Insgesamt elf Ganztagsangebote gibt es an der Arthur-Kießling-Oberschule. Sie alle werden sehr gut angenommen, weiß die Schulleiterin. Dabei gebe es nicht nur bei den Angeboten eine gute Mischung und breite Vielfalt, sondern auch bei jenen, die den Hut für die jeweiligen GTA aufhaben. Nicht immer sind es nämlich Lehrer, die den freiwilligen Zusatzunterricht leiten, sondern häufig auch Partner von außen. So wie Doris Füssel, die sich um die Kamelientruppe kümmert. Seit Jahren wacht sie – gemeinsam mit ihren Vereinskollegen – über das Gedeihen der wertvollen Pflanzenbestände im Gewächshaus. Sie ist es auch, die die Schülerinnen in die Besonderheit der Pflanzenexoten einweiht, sie zu Pflegemaßnahmen heranzieht und die Kameliendamen betreut. In diesem Jahr sind Caprice Zickler und Linda Bahr die Botschafterinnen. Die Neunt- und die Zehntklässlerin stehen durch ihre Aufgabe natürlich besonders im Rampenlicht. Sie sind eine Saison lang bei offiziellen Terminen präsent, führen Besucher durch das üppige Blütenmeer und fungieren als Repräsentantinnen des Heimatvereins und dessen Hauptattraktion. Die wertvollsten Kamelien sind mit Sicherheit die drei ältesten Pflanzen. Die zwei weißen Alba Plena und die rote Althaeflora, die volkstümlich Schneeweißchen und Rosenrot genannt werden Die Mitglieder des Heimatvereins Königsbrück schätzen, dass sie rund 190 Jahre alt sein könnten.
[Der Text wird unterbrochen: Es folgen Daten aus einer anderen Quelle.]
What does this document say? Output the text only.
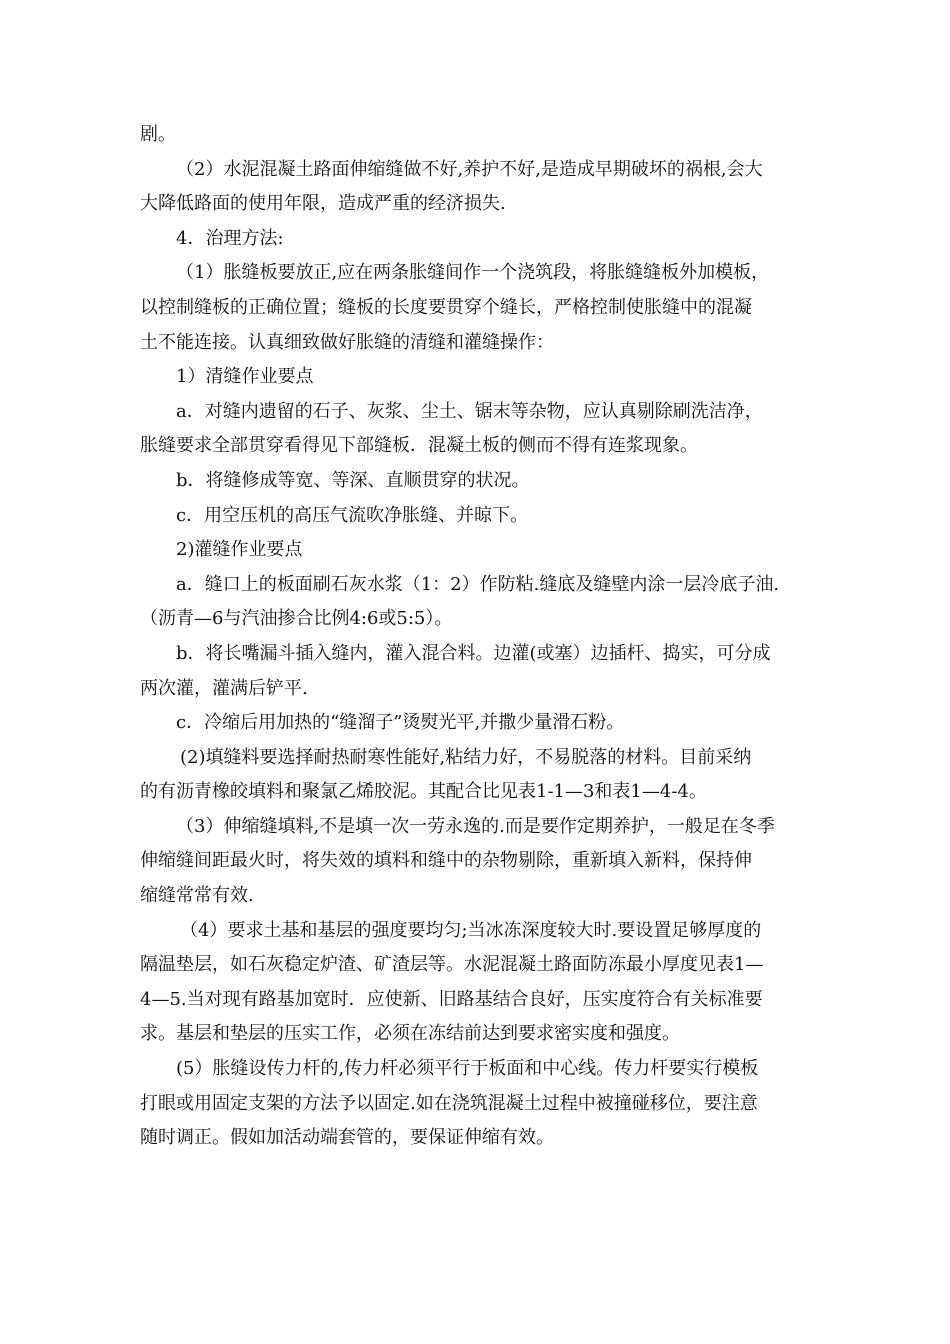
剧。
（2）水泥混凝土路面伸缩缝做不好,养护不好,是造成早期破坏的祸根,会大
大降低路面的使用年限，造成严重的经济损失.
4．治理方法:
（1）胀缝板要放正,应在两条胀缝间作一个浇筑段，将胀缝缝板外加模板，
以控制缝板的正确位置；缝板的长度要贯穿个缝长，严格控制使胀缝中的混凝
土不能连接。认真细致做好胀缝的清缝和灌缝操作：
1）清缝作业要点
a．对缝内遗留的石子、灰浆、尘土、锯末等杂物，应认真剔除刷洗洁净，
胀缝要求全部贯穿看得见下部缝板．混凝土板的侧而不得有连浆现象。
b．将缝修成等宽、等深、直顺贯穿的状况。
c．用空压机的高压气流吹净胀缝、并晾下。
2)灌缝作业要点
a．缝口上的板面刷石灰水浆（1：2）作防粘.缝底及缝壁内涂一层冷底子油.
（沥青—6与汽油掺合比例4:6或5:5）。
b．将长嘴漏斗插入缝内，灌入混合料。边灌(或塞）边插杆、捣实，可分成
两次灌，灌满后铲平.
c．冷缩后用加热的“缝溜子”烫熨光平,并撒少量滑石粉。
(2)填缝料要选择耐热耐寒性能好,粘结力好，不易脱落的材料。目前采纳
的有沥青橡皎填料和聚氯乙烯胶泥。其配合比见表1-1—3和表1—4-4。
（3）伸缩缝填料,不是填一次一劳永逸的.而是要作定期养护，一般足在冬季
伸缩缝间距最火时，将失效的填料和缝中的杂物剔除，重新填入新料，保持伸
缩缝常常有效.
（4）要求土基和基层的强度要均匀;当冰冻深度较大时.要设置足够厚度的
隔温垫层，如石灰稳定炉渣、矿渣层等。水泥混凝土路面防冻最小厚度见表1—
4—5.当对现有路基加宽时．应使新、旧路基结合良好，压实度符合有关标准要
求。基层和垫层的压实工作，必须在冻结前达到要求密实度和强度。
(5）胀缝设传力杆的,传力杆必须平行于板面和中心线。传力杆要实行模板
打眼或用固定支架的方法予以固定.如在浇筑混凝土过程中被撞碰移位，要注意
随时调正。假如加活动端套管的，要保证伸缩有效。
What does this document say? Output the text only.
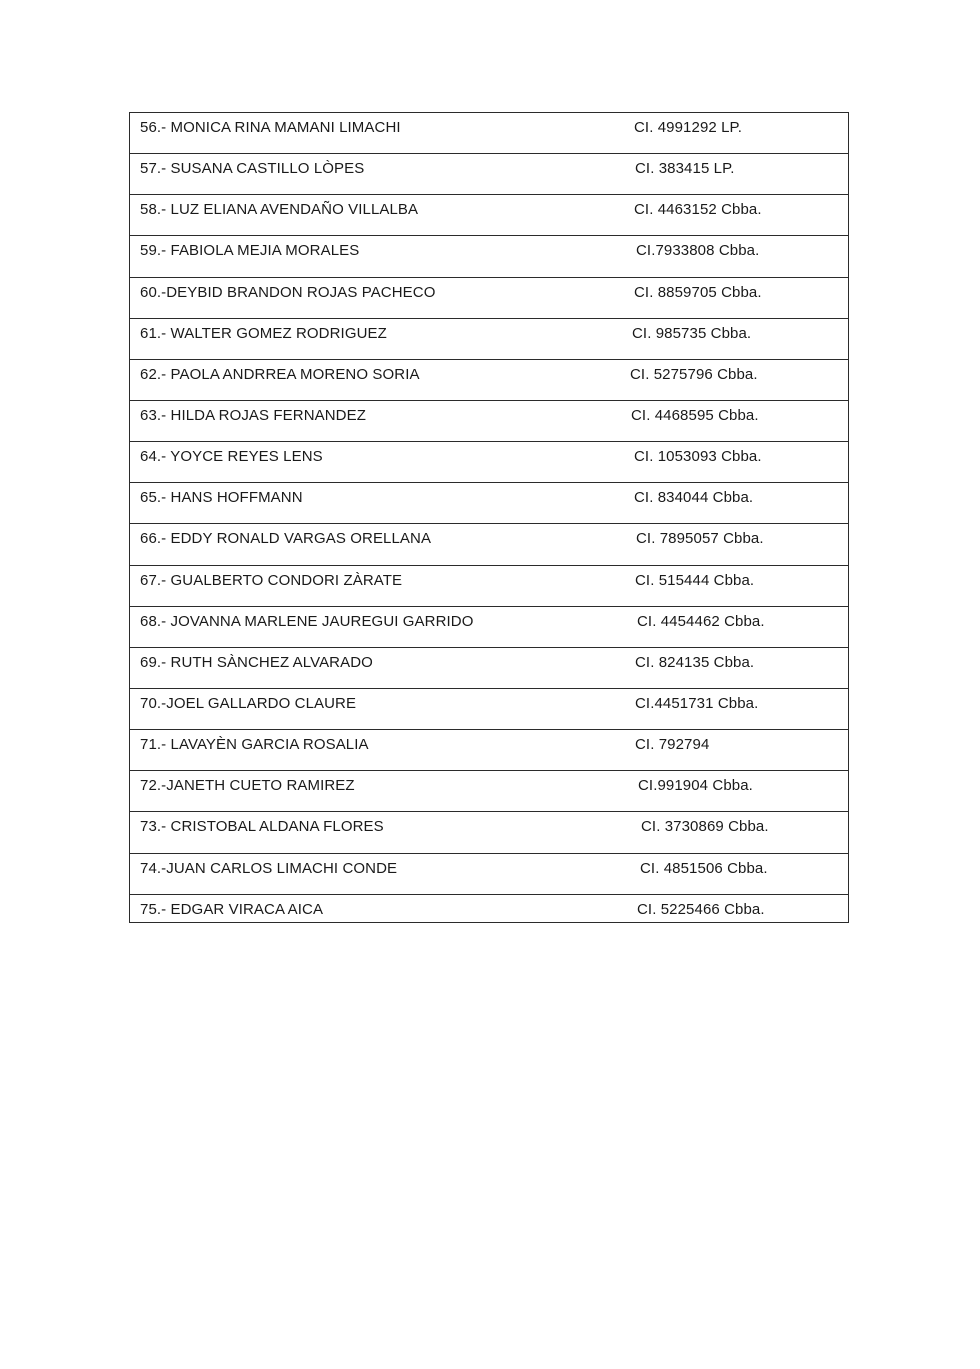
56.- MONICA RINA MAMANI LIMACHI	CI. 4991292 LP.
57.- SUSANA CASTILLO LÒPES	CI. 383415 LP.
58.- LUZ ELIANA AVENDAÑO VILLALBA	CI. 4463152 Cbba.
59.- FABIOLA MEJIA MORALES	CI.7933808 Cbba.
60.-DEYBID BRANDON ROJAS PACHECO	CI. 8859705 Cbba.
61.- WALTER GOMEZ RODRIGUEZ	CI. 985735 Cbba.
62.- PAOLA ANDRREA MORENO SORIA	CI. 5275796 Cbba.
63.- HILDA ROJAS FERNANDEZ	CI. 4468595 Cbba.
64.- YOYCE REYES LENS	CI. 1053093 Cbba.
65.- HANS HOFFMANN	CI. 834044 Cbba.
66.- EDDY RONALD VARGAS ORELLANA	CI. 7895057 Cbba.
67.- GUALBERTO CONDORI ZÀRATE	CI. 515444 Cbba.
68.- JOVANNA MARLENE JAUREGUI GARRIDO	CI. 4454462 Cbba.
69.- RUTH SÀNCHEZ ALVARADO	CI. 824135 Cbba.
70.-JOEL GALLARDO CLAURE	CI.4451731 Cbba.
71.- LAVAYÈN GARCIA ROSALIA	CI. 792794
72.-JANETH CUETO RAMIREZ	CI.991904 Cbba.
73.- CRISTOBAL ALDANA FLORES	CI. 3730869 Cbba.
74.-JUAN CARLOS LIMACHI CONDE	CI. 4851506 Cbba.
75.- EDGAR VIRACA AICA	CI. 5225466 Cbba.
Das macht sie zu den ältesten zusammenstehenden Kamelien nördlich der Alpen. Die Vereinsmitglieder um Doris Füssel pflegen die Exoten mit Hingabe und öffnen das Gewächshaus in der Blütezeit jeden Sonntag, denn das Interesse an den Kamelien ist enorm.

Caprice und Linda sind bereits das zehnte Kameliendamen-Duo. Eine Bildergalerie in der Oberschule, die alle Repräsentantinnen zeigt, dokumentiert die Tradition. „So etwas hat keine andere Schule zu bieten“, erklärt Sigrun Kreher stolz. Die Fotos der elegant gekleideten Mädchen inmitten blühender Kamelien weckt natürlich bei viele Betrachtern Interesse und Neugier und bei mancher Schülerin den Wunsch, ebenfalls Kamelien-Botschafterin zu werden. „Das ist der erste Schritt hin zur Verbundenheit mit unserer Stadt“, weiß Peter Sonntag. Die möchte der Vereinsvorsitzende gern weiter ausbauen und noch enger mit der Schule zusammenarbeiten.